Stock clocks, idle: 28 C
Stock clocks, load: 52 C
3.2 ghz @ 1.4 Vcore, idle: 30 C
3.2 ghz @ 1.4 Vcore, load: 56 C
Considering the less than perfect case fan setup, the 13 degrees drop at full load is something that I think is very good, specially at minimum speed.
- Check your airflow before buying this. You should have more CFM going out than in, and if you current setup doesn’t, you should be considering the purchase of high speed case fans, with high CFM output. This will avoid creating that same situation that I am in, with the high pressure between V1 and case fan. Good case fans include Thermaltake Smart Case Fan (~100 CFM at full speed), Yate Loons, and Panaflows.
- Always manipulate the cooler by holding the heatpipes or the base. Even a slight pressure from the fingers is enough to ben the fins near the top.
- Always use a high quality thermal compound. The chain is only as strong as the weakest link, and don’t let your TIC be that link. Artic Silver 5 is the most popular choice, at 10$ per tube of 3.5 grams. If you’re feeling rich, you might want to check out Shin-Etsu, the ultra thick, high performance compound, which sells for about 10$ also, but for a 1 gram tube: almost 3 times as expensive. Apparently, from the dudes back OCN, it’s worth it.

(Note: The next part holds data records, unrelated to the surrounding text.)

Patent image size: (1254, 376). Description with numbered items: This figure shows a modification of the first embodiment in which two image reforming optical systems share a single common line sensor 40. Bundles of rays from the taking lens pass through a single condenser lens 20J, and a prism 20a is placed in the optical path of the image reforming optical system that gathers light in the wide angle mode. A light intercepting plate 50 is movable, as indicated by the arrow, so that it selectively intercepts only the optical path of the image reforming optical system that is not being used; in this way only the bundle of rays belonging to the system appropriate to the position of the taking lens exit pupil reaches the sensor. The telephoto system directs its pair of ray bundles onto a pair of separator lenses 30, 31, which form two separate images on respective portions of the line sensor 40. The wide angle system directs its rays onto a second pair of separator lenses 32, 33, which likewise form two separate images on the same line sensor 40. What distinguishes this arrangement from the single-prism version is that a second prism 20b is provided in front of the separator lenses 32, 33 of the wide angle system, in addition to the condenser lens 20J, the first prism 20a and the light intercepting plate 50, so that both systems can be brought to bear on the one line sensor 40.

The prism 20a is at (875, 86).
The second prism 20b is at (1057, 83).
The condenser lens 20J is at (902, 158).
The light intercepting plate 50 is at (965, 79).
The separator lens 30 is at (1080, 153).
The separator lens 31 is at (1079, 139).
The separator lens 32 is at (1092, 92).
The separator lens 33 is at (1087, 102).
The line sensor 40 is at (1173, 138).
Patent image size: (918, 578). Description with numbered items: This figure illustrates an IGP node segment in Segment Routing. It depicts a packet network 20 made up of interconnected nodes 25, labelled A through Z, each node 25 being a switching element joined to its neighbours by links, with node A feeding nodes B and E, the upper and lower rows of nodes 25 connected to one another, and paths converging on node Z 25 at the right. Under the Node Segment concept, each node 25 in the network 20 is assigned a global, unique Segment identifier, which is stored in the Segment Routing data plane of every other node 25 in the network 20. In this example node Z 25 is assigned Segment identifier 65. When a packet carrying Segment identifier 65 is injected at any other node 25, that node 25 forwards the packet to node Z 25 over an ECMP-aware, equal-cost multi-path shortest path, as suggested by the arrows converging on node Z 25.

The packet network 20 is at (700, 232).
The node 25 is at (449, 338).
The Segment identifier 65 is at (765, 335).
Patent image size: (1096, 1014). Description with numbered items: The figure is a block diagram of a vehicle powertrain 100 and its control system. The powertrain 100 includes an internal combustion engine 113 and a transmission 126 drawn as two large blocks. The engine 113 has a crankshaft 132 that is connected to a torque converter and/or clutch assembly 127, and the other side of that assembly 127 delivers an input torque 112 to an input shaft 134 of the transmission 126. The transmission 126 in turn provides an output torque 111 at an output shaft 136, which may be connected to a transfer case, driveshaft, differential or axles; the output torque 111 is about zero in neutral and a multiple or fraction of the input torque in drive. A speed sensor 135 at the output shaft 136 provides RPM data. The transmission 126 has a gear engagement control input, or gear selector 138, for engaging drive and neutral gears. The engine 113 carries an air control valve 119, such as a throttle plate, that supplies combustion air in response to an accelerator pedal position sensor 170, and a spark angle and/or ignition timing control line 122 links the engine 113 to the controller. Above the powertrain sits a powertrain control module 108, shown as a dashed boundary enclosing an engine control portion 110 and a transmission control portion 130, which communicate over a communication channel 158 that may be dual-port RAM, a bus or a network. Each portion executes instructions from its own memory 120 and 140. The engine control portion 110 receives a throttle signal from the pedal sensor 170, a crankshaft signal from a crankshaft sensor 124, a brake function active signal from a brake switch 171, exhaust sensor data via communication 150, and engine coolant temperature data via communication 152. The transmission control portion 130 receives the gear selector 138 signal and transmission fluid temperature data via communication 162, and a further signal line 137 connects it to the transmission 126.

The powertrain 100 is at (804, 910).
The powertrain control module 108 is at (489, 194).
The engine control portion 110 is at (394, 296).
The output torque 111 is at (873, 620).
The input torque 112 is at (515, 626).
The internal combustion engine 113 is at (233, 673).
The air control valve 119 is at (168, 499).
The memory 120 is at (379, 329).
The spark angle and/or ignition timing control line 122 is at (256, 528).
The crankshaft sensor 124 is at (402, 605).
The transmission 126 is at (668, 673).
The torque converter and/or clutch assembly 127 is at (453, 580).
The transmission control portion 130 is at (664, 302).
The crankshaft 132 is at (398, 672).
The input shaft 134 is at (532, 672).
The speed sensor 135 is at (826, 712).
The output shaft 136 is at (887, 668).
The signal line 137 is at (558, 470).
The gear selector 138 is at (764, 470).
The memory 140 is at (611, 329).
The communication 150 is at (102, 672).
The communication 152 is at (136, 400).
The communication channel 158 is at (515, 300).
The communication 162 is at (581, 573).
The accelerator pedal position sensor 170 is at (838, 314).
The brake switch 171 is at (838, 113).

- Thespeed controller that comes with the cooler is too small, not mountable in any kind of way, and just generally bad. How do you want to control your cooler speed when you case is closed? It’s just impractical. To be able to control the V1 on a closed case, I paid a visit to a local electronics store and showed the guy the stock speed controller, which can be removed from the cooler without cutting anything up anything. The dude gave me a pot which could do the same thing, and most importantly that could be mounted on my case. 2$ for the pot and a knob, then 5 minutes of drilling, soldering and mounting, and I had a practical way to control the V1′s speed. Pictures here!
What more is there to be said? Sure, if you want to save a couple of additional degrees, you might want to go with the super coolers like the Tuniq Tower, or also from Thermaltake the Big Typhoon, but if you want a nice balance of style and performance, the V1 is for you. At 70$, it isn’t cheap, but compare it to the lower end water cooling systems, both price wise and performance wise and it becomes much appealing.